Mom paused, took the rings, and looked at them intently, running her fingers over the lovely raised surfaces, finally saying, “Yes, this is the perfect time to put these to good use again. Mildred, you can put the napkins into them and put them here for Uncle Ed and Aunt Eva.”
Always curious, Mildred asked, “How come they’re coming way down here and how come Roddy isn’t coming with them?”

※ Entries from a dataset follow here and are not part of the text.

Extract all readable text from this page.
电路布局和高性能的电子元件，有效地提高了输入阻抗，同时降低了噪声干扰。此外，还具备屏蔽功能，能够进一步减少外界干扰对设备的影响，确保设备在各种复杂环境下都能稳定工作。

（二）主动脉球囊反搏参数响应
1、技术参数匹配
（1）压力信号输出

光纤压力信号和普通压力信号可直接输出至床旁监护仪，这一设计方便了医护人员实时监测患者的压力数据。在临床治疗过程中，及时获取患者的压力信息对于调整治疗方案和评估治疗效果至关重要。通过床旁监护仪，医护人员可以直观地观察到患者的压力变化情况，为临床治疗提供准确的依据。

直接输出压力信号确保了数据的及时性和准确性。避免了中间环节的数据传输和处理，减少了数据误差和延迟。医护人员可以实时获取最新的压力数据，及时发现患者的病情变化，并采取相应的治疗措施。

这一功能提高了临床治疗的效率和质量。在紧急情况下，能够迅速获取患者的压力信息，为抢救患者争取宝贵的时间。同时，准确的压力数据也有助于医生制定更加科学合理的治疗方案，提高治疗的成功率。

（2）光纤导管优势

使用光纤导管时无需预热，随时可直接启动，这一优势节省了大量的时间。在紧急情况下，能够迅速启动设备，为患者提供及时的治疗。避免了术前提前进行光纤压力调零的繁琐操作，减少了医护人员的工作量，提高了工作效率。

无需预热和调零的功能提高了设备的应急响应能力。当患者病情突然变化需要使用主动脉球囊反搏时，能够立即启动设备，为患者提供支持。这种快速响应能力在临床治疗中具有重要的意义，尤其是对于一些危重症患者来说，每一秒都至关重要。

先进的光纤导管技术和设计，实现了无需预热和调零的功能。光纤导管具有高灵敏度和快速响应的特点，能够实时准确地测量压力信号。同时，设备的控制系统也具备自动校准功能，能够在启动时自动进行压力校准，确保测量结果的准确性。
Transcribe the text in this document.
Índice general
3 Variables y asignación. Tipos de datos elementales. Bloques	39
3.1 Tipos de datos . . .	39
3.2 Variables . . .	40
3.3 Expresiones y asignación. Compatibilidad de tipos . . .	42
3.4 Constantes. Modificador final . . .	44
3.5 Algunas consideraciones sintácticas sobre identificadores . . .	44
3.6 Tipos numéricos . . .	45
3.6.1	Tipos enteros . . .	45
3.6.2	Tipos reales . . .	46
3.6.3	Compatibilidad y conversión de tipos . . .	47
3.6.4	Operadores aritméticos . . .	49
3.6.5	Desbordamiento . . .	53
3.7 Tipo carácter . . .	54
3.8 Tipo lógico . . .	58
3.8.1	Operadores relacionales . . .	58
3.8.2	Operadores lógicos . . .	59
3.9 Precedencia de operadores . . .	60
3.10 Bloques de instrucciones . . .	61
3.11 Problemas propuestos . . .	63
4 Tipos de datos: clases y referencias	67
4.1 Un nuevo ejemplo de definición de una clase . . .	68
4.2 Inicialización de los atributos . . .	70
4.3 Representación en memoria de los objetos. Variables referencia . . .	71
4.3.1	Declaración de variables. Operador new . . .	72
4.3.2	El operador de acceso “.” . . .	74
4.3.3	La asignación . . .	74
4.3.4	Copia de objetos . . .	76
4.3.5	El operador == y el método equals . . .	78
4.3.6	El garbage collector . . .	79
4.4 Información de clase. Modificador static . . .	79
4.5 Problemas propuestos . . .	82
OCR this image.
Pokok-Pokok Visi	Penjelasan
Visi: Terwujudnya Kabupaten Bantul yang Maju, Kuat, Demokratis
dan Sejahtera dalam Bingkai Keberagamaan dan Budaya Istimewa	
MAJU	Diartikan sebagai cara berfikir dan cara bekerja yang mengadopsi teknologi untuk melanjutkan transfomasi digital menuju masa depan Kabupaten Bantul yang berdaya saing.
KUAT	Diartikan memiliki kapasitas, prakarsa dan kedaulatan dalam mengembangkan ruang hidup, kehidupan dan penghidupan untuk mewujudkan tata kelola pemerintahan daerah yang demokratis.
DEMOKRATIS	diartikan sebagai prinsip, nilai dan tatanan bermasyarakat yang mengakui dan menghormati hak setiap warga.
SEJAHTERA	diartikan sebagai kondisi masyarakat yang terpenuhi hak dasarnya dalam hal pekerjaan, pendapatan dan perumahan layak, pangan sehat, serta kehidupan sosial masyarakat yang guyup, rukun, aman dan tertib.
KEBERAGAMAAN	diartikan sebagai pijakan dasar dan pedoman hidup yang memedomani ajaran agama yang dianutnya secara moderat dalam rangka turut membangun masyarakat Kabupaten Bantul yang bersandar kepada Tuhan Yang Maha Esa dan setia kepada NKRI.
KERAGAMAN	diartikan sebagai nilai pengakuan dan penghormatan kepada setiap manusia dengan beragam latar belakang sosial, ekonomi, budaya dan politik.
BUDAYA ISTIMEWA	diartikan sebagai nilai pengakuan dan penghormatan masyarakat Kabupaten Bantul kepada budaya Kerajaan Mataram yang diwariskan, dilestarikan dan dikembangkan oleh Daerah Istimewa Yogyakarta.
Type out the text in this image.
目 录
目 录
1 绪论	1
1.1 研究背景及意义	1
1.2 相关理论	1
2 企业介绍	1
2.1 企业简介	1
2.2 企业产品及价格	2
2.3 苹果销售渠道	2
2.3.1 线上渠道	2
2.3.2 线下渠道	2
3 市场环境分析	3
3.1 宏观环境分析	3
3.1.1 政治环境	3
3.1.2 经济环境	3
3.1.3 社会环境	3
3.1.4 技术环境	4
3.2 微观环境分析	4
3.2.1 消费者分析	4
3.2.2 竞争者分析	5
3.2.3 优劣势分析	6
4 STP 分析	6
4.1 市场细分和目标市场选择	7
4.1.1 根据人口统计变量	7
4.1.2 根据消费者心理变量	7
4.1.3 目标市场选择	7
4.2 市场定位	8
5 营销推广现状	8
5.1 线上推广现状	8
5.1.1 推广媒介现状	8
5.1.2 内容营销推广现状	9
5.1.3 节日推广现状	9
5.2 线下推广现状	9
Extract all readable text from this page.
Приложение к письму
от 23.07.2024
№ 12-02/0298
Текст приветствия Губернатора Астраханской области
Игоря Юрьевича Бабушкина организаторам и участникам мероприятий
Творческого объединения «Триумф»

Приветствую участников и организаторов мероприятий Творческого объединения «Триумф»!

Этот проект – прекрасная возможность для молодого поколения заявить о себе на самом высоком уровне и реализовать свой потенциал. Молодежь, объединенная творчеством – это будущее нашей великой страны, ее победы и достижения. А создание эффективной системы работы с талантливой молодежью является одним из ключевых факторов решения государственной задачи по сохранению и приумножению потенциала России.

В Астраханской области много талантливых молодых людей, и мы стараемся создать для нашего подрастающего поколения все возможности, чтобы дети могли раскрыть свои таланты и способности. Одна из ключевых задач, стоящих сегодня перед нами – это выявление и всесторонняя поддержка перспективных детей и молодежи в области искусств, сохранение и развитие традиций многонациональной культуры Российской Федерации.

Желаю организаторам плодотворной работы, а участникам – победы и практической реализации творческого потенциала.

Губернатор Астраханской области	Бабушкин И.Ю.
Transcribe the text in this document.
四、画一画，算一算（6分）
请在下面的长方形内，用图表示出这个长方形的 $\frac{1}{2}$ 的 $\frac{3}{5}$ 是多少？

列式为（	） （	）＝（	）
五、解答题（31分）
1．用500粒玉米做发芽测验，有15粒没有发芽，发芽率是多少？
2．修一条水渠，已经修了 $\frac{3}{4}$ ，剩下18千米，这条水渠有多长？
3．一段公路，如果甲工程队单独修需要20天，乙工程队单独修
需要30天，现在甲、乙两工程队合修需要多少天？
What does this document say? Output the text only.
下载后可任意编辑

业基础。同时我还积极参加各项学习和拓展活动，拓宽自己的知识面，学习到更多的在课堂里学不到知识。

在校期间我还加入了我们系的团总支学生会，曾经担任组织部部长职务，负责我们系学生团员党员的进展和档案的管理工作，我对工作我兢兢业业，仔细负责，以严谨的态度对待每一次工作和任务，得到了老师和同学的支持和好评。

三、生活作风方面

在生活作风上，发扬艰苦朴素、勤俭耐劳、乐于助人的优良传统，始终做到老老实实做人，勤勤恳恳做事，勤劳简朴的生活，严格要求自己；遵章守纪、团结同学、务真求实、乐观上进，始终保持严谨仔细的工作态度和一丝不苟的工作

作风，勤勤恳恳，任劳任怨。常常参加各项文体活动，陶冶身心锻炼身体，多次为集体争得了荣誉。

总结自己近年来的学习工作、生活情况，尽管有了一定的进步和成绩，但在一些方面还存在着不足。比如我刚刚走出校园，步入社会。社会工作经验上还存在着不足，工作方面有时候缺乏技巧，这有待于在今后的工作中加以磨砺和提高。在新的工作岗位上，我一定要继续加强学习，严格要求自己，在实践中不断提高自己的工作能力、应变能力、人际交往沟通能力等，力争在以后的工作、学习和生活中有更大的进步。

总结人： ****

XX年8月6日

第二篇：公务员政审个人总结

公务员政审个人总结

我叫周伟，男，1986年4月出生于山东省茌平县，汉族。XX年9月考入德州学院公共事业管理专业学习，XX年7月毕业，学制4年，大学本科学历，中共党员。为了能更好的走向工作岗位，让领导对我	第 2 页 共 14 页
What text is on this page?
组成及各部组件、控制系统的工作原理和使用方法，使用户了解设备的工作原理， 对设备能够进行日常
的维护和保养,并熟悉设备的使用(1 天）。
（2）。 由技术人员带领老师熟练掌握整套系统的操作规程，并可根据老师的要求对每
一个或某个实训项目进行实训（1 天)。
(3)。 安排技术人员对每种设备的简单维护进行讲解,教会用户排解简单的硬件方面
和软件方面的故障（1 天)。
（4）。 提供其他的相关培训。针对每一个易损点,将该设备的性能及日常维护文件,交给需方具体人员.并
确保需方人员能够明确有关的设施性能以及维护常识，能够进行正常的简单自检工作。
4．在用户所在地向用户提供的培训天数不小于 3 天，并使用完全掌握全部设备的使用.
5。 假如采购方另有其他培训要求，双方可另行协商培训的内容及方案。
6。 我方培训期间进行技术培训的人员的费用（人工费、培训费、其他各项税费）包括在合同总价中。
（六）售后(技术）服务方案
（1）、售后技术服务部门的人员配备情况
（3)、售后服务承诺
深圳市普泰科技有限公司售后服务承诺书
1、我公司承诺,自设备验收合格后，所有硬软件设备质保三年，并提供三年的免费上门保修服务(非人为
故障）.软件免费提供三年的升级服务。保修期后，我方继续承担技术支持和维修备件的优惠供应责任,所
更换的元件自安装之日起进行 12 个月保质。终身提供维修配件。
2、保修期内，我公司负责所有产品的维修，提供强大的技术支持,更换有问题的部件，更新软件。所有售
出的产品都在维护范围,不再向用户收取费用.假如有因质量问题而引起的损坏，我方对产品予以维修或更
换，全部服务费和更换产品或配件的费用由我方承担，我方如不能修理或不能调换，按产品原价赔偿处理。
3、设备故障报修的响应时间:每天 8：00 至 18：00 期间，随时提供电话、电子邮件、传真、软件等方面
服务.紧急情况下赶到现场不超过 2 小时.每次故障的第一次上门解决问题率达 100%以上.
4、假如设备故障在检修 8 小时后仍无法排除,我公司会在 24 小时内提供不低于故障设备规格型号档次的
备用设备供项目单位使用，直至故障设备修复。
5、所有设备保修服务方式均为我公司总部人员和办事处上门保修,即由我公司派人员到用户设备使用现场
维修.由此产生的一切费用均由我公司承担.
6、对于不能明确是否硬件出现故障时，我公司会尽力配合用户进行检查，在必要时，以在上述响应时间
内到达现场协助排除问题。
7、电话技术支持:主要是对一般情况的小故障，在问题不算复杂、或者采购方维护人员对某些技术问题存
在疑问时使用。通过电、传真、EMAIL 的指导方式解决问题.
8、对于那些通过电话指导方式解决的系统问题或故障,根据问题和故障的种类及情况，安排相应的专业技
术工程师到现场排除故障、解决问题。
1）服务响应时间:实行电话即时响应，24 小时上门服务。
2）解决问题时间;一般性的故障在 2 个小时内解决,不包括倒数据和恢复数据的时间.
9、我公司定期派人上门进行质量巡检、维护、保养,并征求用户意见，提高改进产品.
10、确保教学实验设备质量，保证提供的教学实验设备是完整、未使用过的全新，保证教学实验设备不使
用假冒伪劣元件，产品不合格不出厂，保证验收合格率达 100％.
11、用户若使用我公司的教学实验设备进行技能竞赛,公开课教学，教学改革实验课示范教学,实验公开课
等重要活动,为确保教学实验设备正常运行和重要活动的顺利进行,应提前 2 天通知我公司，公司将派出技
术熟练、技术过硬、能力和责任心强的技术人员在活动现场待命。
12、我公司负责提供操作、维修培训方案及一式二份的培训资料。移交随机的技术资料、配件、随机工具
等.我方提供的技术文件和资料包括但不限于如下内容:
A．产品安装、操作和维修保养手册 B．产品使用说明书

“I don’t know, to both questions,” Mom replied. “Grandma said she would explain when they get here, but I think they really need us today.”
“They have a cottage and a big in-board motor boat on the lake,” cried Allen.
“Why would they need us when they seem to have everything?” Chester wondered.
Mom, on her way back to the kitchen, said,” The word to think about in your sentence, Chester, is ‘seem’, but we’ll just have to wait until they get here to find out.”
The children went back to the living room to finish mining their bulging Christmas stockings for every last treasure and trying to guess what delights the many beautifully wrapped packages under the brightly lit tree could possibly hold.
Dad, bathed and freshly shaven came out of the bathroom.
“What was all the ruckus out here?” he asked Mom.
“Your Mother called—no they aren’t ready, yet—to say Uncle Ed and Aunt Eva are going to pick your parents up on their way here to spend the day with us,” Mom said. “The children helped me to enlarge the table and reset everything.”
“Doesn’t that make everything harder for you?” Dad asked. “Of course I want them to come, but you have enough to do to take care of our own, plus my parents.”
“Just two more and, though I’m nor sure what has happened, it sounded as though your aunt and uncle were going to be alone today,” Mom explained. “Go put your shirt and tie on. They’ll be here by that time. Everything is ready to serve, here in the kitchen, so I can go to the door. Oh, they’re here!”
Mom opened the side door as an avalanche of children spilled out of the living room. Dad, all freshly shirted and tied came out of the bedroom just in time to stem the tide.
“Hold your horses! They aren’t used to kids in large, noisy bunches.”
“Ok, ok, let’s do what we practiced in case company came,” said Chet as he quickly pushed his brother and sisters into a line across the double opening between the living and dining rooms, just in time, as Mom and Dad greeted our guests. Chester bowed and shook hands. “Aunt Eva, how nice you could come to see us, today. Uncle Ed, your company is always more than welcome. Grandpa, you’re looking well, sir, and Grandma, you always come bearing gifts for all.” The girls curtsied and Allen bowed and shook hands, and nearly bust into tears, saying, “All that stuff Chet said , but I can’t remember it all!”
Dad and Mom were speechless (are these our kids?) Uncle Ed and Aunt Eva were completely charmed. Grandpa, who rarely laughed out loud, let out a couple of hearty guffaws. Grandma, last in line, gave Allen a real tight hug, saying ”You did very well, Allen and you all made us feel so welcome.”
Dad, finally recovering his voice, said,”Put your coats on the bed. Here, Mother, let me have yours and Aunt Eva’s.”
Mom suggested, ”Since we’re all here in the dining room, let’s find our places at the table while Mother and I bring in the food. Uncle Ed and Aunt Eva, your places are here.”
After surveying the table, Aunt Eva touched Uncle Ed’s sleeve. “Look Ed, we have the honor of using the 200-year-old napkin rings I told you about.”
Uncle Ed cautioned, “Don’t you dare cry! There’s been too much of that lately.”
“Just think,” Aunt Eva replied. “I wouldn’t even be looking at them if everything had been ‘as usual’ at home.”
The sumptuous meal over, everyone gathered around the Christmas tree. Dad was Santa Claus and Chester his elf/helper. One of the last gifts was a box, about a foot square and four inches deep, Santa handed to Aunt Eva.
“Oh, no, Furb, Helen, we didn’t expect any gifts. We didn’t bring any, either.” Aunt Eva was genuinely distressed.
Grandma emptied her lap of bright ribbon bows and even brighter wrapping papers, crossed the room, and hugged her sister, saying, “Helen and I agreed that this was just the right time and place to give you and Ed this gift. Merry Christmas!”
Touched beyond words, Aunt Eva unwrapped and opened the box to reveal “The McLachlin Family Treasure”—the napkin rings.